On Pitfalls of $\textit{RemOve-And-Retrain}$: Data Processing Inequality Perspective
Junhwa Song, Keumgang Cha, Junghoon Seo
TL;DR
This paper challenges the reliability of ROAR and its variant ROAD as universal benchmarks for feature-importance explanations. By framing attribution informativeness through a data-generation causal model and applying a conditional data-processing inequality, the authors show that post-processing agnostic to the model can unintentionally improve ROAR scores without increasing information about the decision function. They demonstrate, both theoretically with DPI arguments and empirically across CIFAR-10, SVHN, and CUB-200, that blurriness-inducing post-processings and block-based masking can depress ROAR performance even when the underlying attribution provides less model information.

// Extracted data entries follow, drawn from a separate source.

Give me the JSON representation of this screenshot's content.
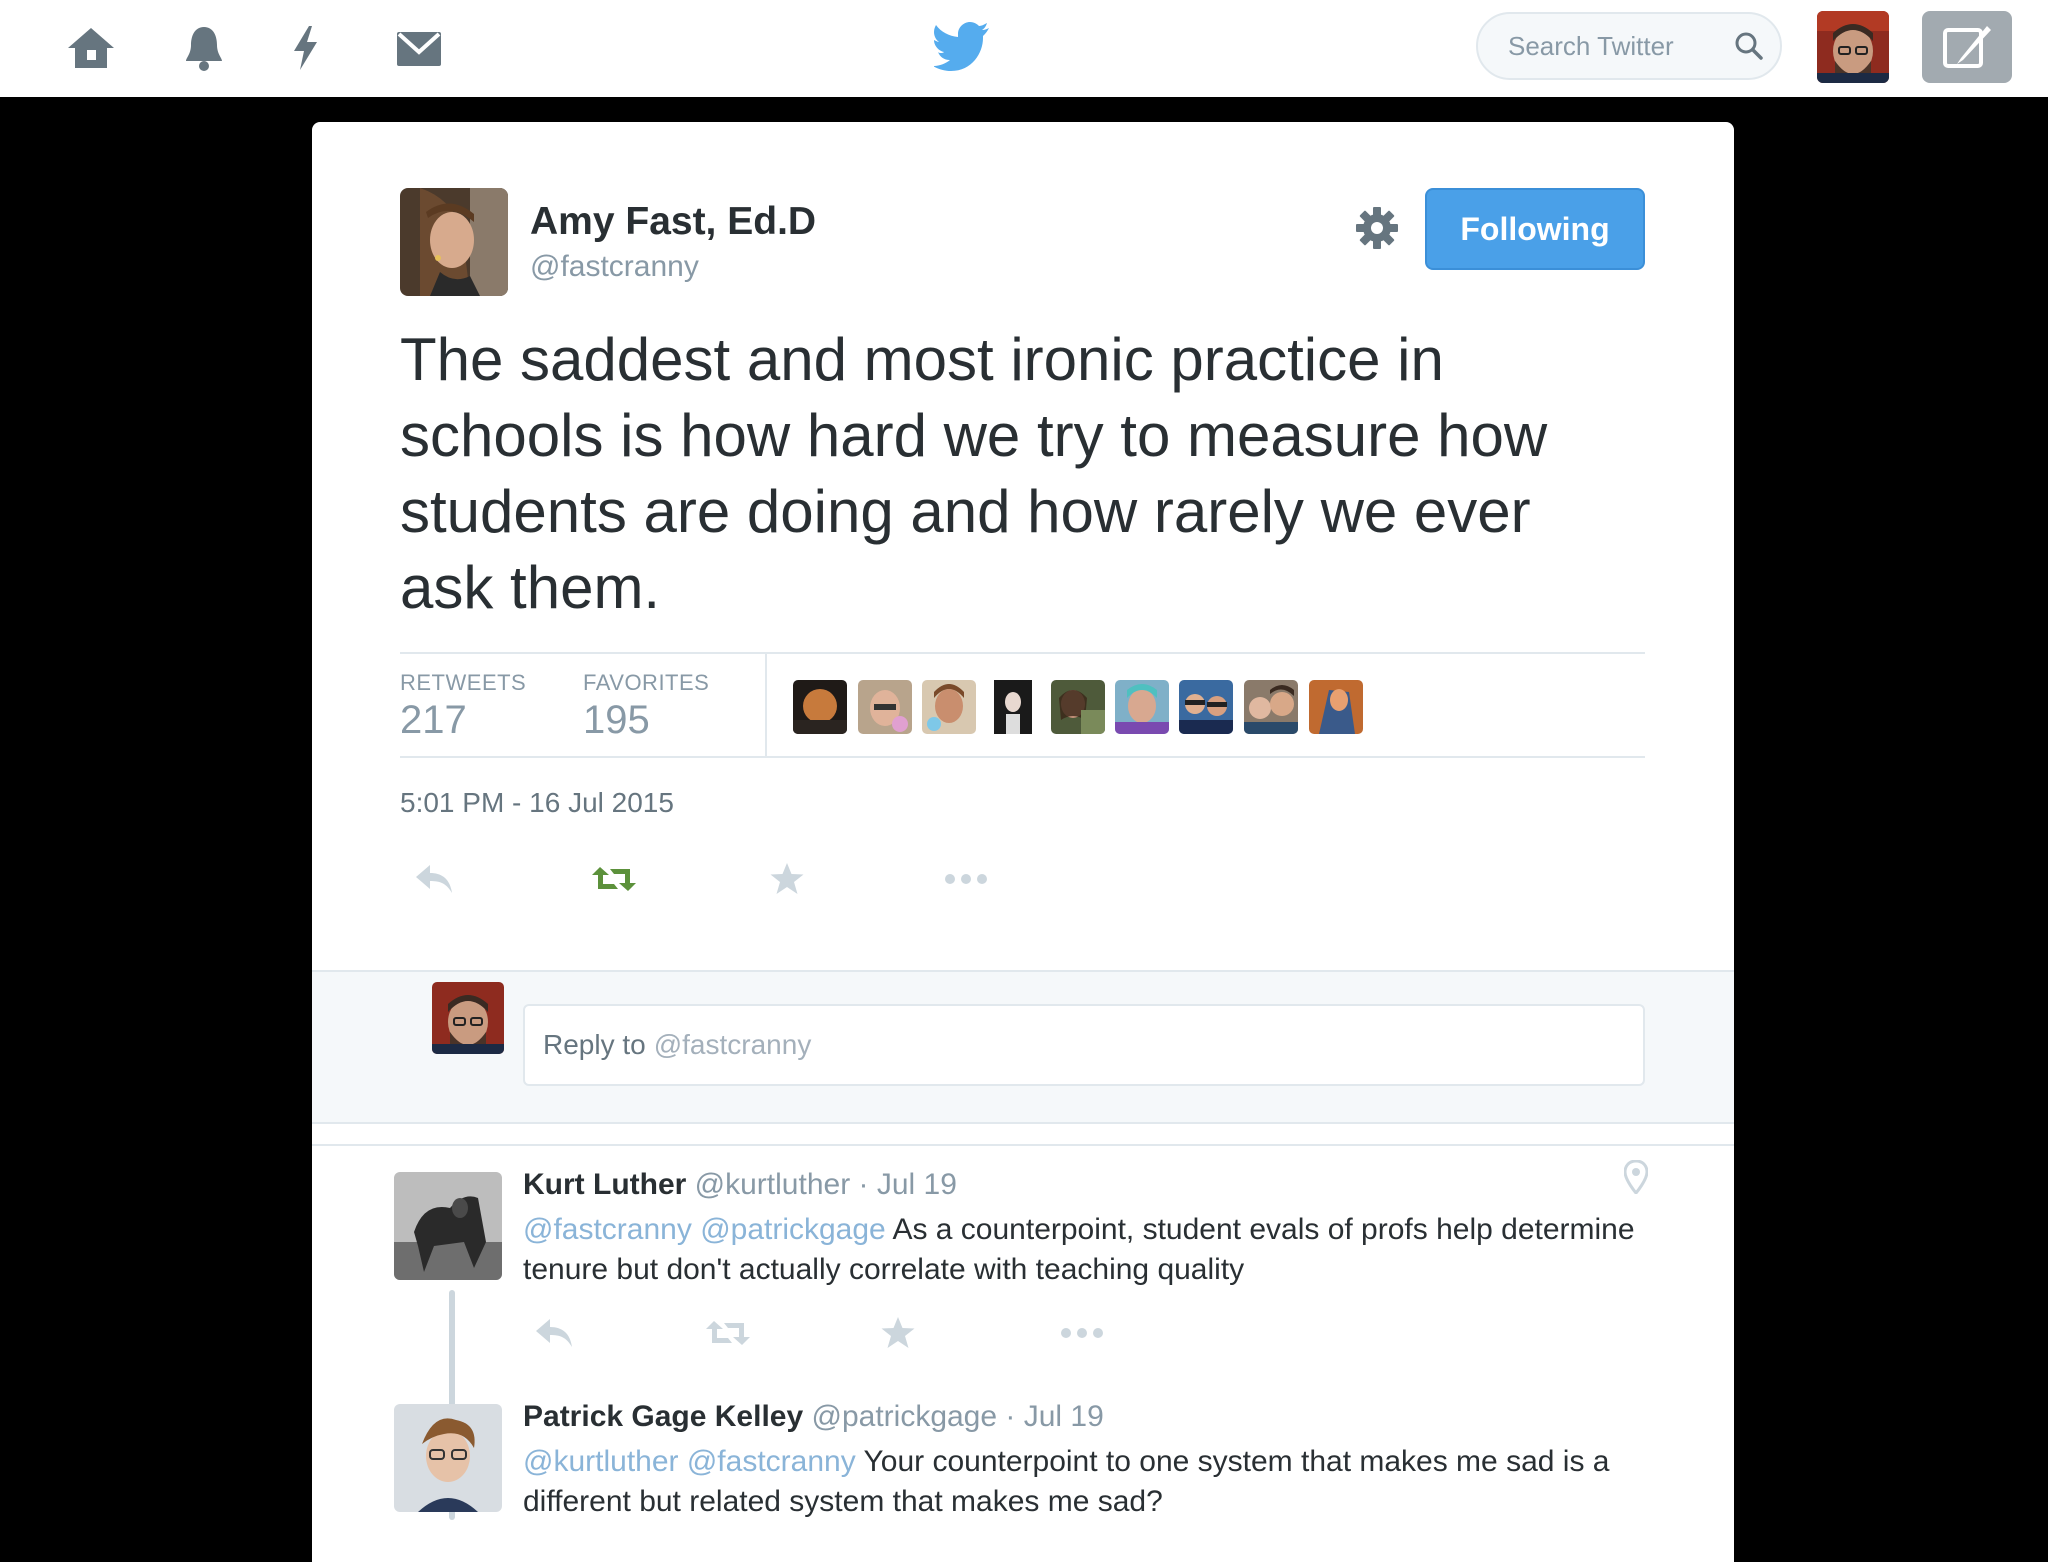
{
  "nav": {
    "icons": [
      "home-icon",
      "notifications-icon",
      "discover-icon",
      "messages-icon"
    ],
    "logo": "twitter-bird-icon",
    "search_placeholder": "Search Twitter",
    "compose_icon": "compose-tweet-icon"
  },
  "tweet": {
    "author_name": "Amy Fast, Ed.D",
    "author_handle": "@fastcranny",
    "follow_label": "Following",
    "text": "The saddest and most ironic practice in schools is how hard we try to measure how students are doing and how rarely we ever ask them.",
    "retweets_label": "RETWEETS",
    "retweets": "217",
    "favorites_label": "FAVORITES",
    "favorites": "195",
    "timestamp": "5:01 PM - 16 Jul 2015",
    "actions": [
      "reply-icon",
      "retweet-icon",
      "favorite-icon",
      "more-icon"
    ]
  },
  "reply_box": {
    "prefix": "Reply to",
    "handle": "@fastcranny"
  },
  "replies": [
    {
      "name": "Kurt Luther",
      "handle_date": "@kurtluther · Jul 19",
      "mentions": "@fastcranny @patrickgage",
      "text": "As a counterpoint, student evals of profs help determine tenure but don't actually correlate with teaching quality"
    },
    {
      "name": "Patrick Gage Kelley",
      "handle_date": "@patrickgage · Jul 19",
      "mentions": "@kurtluther @fastcranny",
      "text": "Your counterpoint to one system that makes me sad is a different but related system that makes me sad?"
    }
  ],
  "colors": {
    "brand_blue": "#55acee",
    "following_blue": "#4aa0e8",
    "retweet_green": "#19cf86",
    "muted": "#8899a6"
  }
}
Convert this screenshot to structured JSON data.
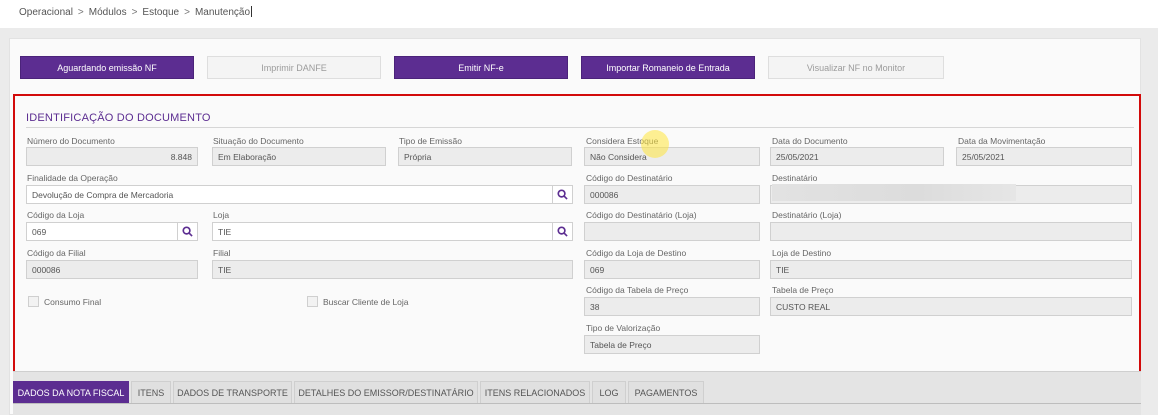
{
  "breadcrumb": [
    "Operacional",
    "Módulos",
    "Estoque",
    "Manutenção"
  ],
  "breadcrumb_separator": ">",
  "toolbar": {
    "aguardando": "Aguardando emissão NF",
    "imprimir": "Imprimir DANFE",
    "emitir": "Emitir NF-e",
    "importar": "Importar Romaneio de Entrada",
    "visualizar": "Visualizar NF no Monitor"
  },
  "section": {
    "title": "IDENTIFICAÇÃO DO DOCUMENTO"
  },
  "form": {
    "numero_documento": {
      "label": "Número do Documento",
      "value": "8.848"
    },
    "situacao_documento": {
      "label": "Situação do Documento",
      "value": "Em Elaboração"
    },
    "tipo_emissao": {
      "label": "Tipo de Emissão",
      "value": "Própria"
    },
    "considera_estoque": {
      "label": "Considera Estoque",
      "value": "Não Considera"
    },
    "data_documento": {
      "label": "Data do Documento",
      "value": "25/05/2021"
    },
    "data_movimentacao": {
      "label": "Data da Movimentação",
      "value": "25/05/2021"
    },
    "finalidade_operacao": {
      "label": "Finalidade da Operação",
      "value": "Devolução de Compra de Mercadoria"
    },
    "codigo_destinatario": {
      "label": "Código do Destinatário",
      "value": "000086"
    },
    "destinatario": {
      "label": "Destinatário",
      "value": ""
    },
    "codigo_loja": {
      "label": "Código da Loja",
      "value": "069"
    },
    "loja": {
      "label": "Loja",
      "value": "TIE"
    },
    "codigo_destinatario_loja": {
      "label": "Código do Destinatário (Loja)",
      "value": ""
    },
    "destinatario_loja": {
      "label": "Destinatário (Loja)",
      "value": ""
    },
    "codigo_filial": {
      "label": "Código da Filial",
      "value": "000086"
    },
    "filial": {
      "label": "Filial",
      "value": "TIE"
    },
    "codigo_loja_destino": {
      "label": "Código da Loja de Destino",
      "value": "069"
    },
    "loja_destino": {
      "label": "Loja de Destino",
      "value": "TIE"
    },
    "consumo_final": {
      "label": "Consumo Final"
    },
    "buscar_cliente_loja": {
      "label": "Buscar Cliente de Loja"
    },
    "codigo_tabela_preco": {
      "label": "Código da Tabela de Preço",
      "value": "38"
    },
    "tabela_preco": {
      "label": "Tabela de Preço",
      "value": "CUSTO REAL"
    },
    "tipo_valorizacao": {
      "label": "Tipo de Valorização",
      "value": "Tabela de Preço"
    }
  },
  "tabs": [
    {
      "label": "DADOS DA NOTA FISCAL",
      "active": true
    },
    {
      "label": "ITENS"
    },
    {
      "label": "DADOS DE TRANSPORTE"
    },
    {
      "label": "DETALHES DO EMISSOR/DESTINATÁRIO"
    },
    {
      "label": "ITENS RELACIONADOS"
    },
    {
      "label": "LOG"
    },
    {
      "label": "PAGAMENTOS"
    }
  ],
  "icons": {
    "search": "search-icon",
    "checkbox": "checkbox"
  },
  "colors": {
    "primary": "#5c2d91",
    "highlight": "#d20a0a"
  }
}
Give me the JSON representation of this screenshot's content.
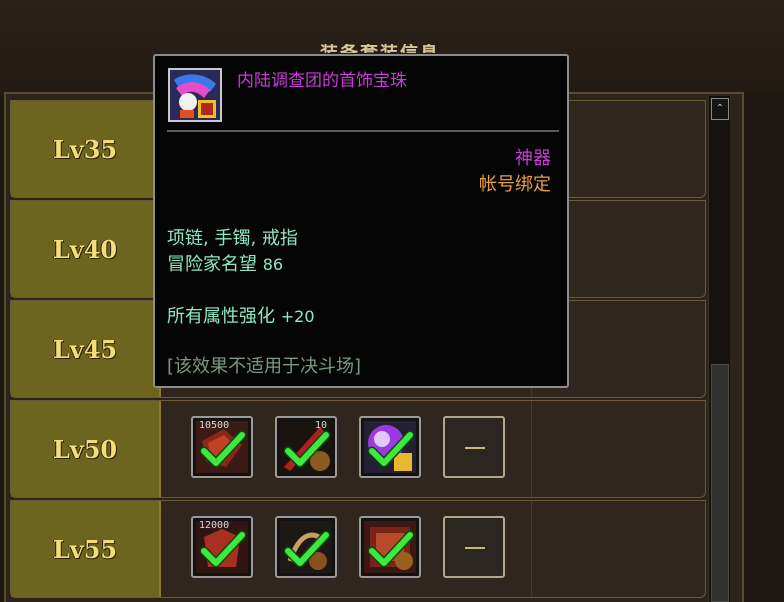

The work cautions researchers to beware data-structure biases and calls for broader, more robust perturbation-based evaluation frameworks beyond ROAR.
Abstract
Approaches for appraising feature importance approximations, alternatively referred to as attribution methods, have been established across an extensive array of contexts. The development of resilient techniques for performance benchmarking constitutes a critical concern in the sphere of explainable deep learning. This study scrutinizes the dependability of the RemOve-And-Retrain (ROAR) procedure, which is prevalently employed for gauging the performance of feature importance estimates. The insights gleaned from our theoretical foundation and empirical investigations reveal that attributions containing lesser information about the decision function may yield superior results in ROAR benchmarks, contradicting the original intent of ROAR. This occurrence is similarly observed in the recently introduced variant RemOve-And-Debias (ROAD), and we posit a persistent pattern of blurriness bias in ROAR attribution metrics. Our findings serve as a warning against indiscriminate use on ROAR metrics.